The chief drums his clean, trimmed fingernails on the car door. His genuine concern has quickly turned into impatience and irritation. “Okay, fine. Then tell me,
why did you say Will Duston killed Lily Summerhays? What happened, did he give you detention at school, and now you want revenge by accusing him of murder? I can see Ash Morrison pulling a stunt like that, but a good girl like you?”
“No, it’s nothing like that. I’ve never even really spoken to Principal Duston before. Or Ash Morrison, except for a few minutes ago.”
“Well, someone must have put that ridiculous idea in your head. If it wasn’t Morrison, who was it? Who have you been talking to?”
I’m like a bug pinned under a microscope, so closely does he scrutinize me. “No one. It was my own idea.” I dig my toe into the grass. “When you look into it, you’ll see that I’m right.”
“The case is closed, Miss Abrams. It’s been closed for almost eighteen years. Lily Summerhays walked in on Vinnie Morrison burglarizing her house, and he killed her.” He pulls a business card from his shirt pocket and holds it out between his fingers. “This is my direct number at the station. When you’re ready to tell me what’s really going on, give me a call.”
“But—”
“But,” he says, “if you accuse Will Duston of murder again, I will arrest you for harassment and slander. Understood?”

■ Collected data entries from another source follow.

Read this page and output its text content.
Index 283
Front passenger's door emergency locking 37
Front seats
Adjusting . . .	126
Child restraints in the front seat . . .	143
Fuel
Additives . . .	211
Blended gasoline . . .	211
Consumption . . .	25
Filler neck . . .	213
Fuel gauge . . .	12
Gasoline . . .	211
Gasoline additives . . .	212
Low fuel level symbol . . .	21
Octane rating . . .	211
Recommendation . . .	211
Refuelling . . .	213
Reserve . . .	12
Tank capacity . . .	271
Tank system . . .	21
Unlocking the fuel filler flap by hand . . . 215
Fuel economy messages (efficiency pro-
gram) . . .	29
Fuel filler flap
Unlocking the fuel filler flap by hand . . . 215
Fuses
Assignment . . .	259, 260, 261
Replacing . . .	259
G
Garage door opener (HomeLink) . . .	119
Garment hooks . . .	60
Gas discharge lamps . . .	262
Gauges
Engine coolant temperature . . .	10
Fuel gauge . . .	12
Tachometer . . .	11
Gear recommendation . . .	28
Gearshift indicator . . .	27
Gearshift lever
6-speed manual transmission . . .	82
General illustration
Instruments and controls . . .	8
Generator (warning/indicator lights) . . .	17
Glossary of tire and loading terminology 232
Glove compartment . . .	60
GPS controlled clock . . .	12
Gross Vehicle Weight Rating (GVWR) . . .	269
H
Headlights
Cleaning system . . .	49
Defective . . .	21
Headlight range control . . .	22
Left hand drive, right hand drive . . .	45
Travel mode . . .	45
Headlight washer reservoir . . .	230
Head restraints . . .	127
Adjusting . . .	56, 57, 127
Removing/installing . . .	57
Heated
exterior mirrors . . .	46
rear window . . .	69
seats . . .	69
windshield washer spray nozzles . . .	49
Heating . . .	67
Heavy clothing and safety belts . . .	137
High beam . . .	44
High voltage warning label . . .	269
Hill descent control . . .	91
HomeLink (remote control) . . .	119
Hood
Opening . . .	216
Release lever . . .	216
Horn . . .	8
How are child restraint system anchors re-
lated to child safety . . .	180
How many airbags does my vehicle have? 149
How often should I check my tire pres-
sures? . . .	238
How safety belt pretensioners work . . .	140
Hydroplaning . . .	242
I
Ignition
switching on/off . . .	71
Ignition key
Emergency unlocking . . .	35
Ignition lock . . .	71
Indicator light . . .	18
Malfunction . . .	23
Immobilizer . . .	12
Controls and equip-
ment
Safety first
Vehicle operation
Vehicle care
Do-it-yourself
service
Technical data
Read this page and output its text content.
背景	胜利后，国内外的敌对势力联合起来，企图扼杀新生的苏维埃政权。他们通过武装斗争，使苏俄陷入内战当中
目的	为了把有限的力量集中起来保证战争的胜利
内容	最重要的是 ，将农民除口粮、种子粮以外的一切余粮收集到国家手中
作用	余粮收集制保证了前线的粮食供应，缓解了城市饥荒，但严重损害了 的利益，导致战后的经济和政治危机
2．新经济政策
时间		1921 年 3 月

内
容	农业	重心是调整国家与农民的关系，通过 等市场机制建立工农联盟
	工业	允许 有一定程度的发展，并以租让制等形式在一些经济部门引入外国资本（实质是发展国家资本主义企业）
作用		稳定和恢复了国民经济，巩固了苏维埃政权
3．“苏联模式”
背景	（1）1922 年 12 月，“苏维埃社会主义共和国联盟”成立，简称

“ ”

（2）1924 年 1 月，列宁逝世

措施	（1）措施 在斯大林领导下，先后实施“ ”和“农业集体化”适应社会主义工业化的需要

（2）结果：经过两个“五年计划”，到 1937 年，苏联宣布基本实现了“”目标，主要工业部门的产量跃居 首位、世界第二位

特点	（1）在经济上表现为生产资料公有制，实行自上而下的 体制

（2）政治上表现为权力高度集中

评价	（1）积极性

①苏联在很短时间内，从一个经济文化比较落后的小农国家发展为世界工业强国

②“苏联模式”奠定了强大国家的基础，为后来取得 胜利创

Arrest me? Can he do that?
The chief is scowling, his nostrils flaring. Keeping me pinned with his eyes, he slowly, deliberately, removes his hand from the steering wheel and lowers it to the gun at his side, lightly stroking it. “Understood, Ever?” he rumbles again.
I nod because “Yes, sir” gets stuck in my throat.
“That’s my good girl.” He hands me his card and drives off.
Chapter Fourteen
Lily ~ Eighteen Years Ago
“Do you know the exact time Neal Mallick died?” I asked Officer Paladino. With the incriminating calendar page in my hand, I’d gone from Neal’s house straight to The Batter’s Box. I knew I’d find my favorite cop there. The owners always gave Ryland cops free coffee and pie.